Женщина говорила так же тихо, как и тогда, и мне казалось, будто она, как и в давние времена, тоскует о любви и счастье, будто она по-своему воплощает, как и тогда, эту тоску, оставаясь милой и привлекательной. Но теперь в ее облике явно проглядывали черты покорности судьбе. Внезапно она задала вопрос, который должен был удивить наших супругов: а как насчет Фонтане? Я ответил по-деловому, сказав, что его в Польше совершенно не знают, не переведена еще ни одна книга. Может быть, это скоро изменится, так как мне недавно удалось «пробить» польское издание его повести «Шах фон Вутенов». Правда, сказал я, это только начало.
Она кивнула с несколько иронической улыбкой. Она поняла, что я уклонился от вопроса, и повторила его, уточнив: она хотела знать, как я отношусь к Мелюзине. Этот вопрос мог показаться присутствовавшим оторванным от действительности или, по крайней мере, неважным, как, может быть, и мой ответ. И впрямь не знаю, — сказал я, — люблю ли я еще Мелюзину. Но при этом я знал, что никогда ее не забуду.
ДВЕРЬ В СОСЕДНЮЮ КОМНАТУ
Я не могу вспомнить имени этой женщины. Не знаю также, как ей пришло в голову пригласить меня на ужин. Может быть, она хотела сделать кому-то приятное — сестре или шурину. Ей, наверное, сказали, что поблизости живет молодой человек, который поистине страстно интересуется театром и охотно побеседует о ее опыте. Ведь она была актрисой.

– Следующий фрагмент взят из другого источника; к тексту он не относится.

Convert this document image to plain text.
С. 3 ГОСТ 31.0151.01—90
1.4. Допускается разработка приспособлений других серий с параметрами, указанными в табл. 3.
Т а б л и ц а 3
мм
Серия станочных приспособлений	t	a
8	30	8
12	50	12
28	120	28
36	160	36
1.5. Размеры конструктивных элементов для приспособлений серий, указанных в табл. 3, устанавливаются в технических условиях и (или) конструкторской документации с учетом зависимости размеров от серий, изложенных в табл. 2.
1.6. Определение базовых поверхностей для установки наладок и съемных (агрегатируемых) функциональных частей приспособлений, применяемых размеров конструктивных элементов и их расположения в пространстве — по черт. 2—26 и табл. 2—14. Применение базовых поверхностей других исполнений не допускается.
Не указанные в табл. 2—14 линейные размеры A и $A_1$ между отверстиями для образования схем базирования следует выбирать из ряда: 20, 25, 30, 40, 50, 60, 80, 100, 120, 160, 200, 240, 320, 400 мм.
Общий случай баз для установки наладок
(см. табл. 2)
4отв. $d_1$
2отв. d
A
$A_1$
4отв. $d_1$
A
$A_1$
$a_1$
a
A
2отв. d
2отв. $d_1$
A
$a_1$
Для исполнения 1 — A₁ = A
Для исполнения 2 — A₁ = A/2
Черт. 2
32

В Берлине она закончила театральную школу, а затем получила ангажемент почти на два года — в Хильдесхайме или, может быть, даже в Брауншвейге. Позже она намеревалась отправиться в Ганновер, но из этого ничего не вышло. Уже наступил 1933 год, а она была еврейкой. Вскоре женщина вышла замуж за состоятельного коммерсанта, который не был евреем, но брак быстро распался. Теперь, в 1938 году, она жила одиноко и, как оказалось, совсем близко от нас — в квартире, обставленной красиво, хотя и без претензий. Так же она и одевалась — красиво, но без претензий. Облегающий светло-коричневый пуловер, голубой шейный платок, широкая темно-коричневая юбка — все казалось тщательно подобранным и тем не менее не было броским.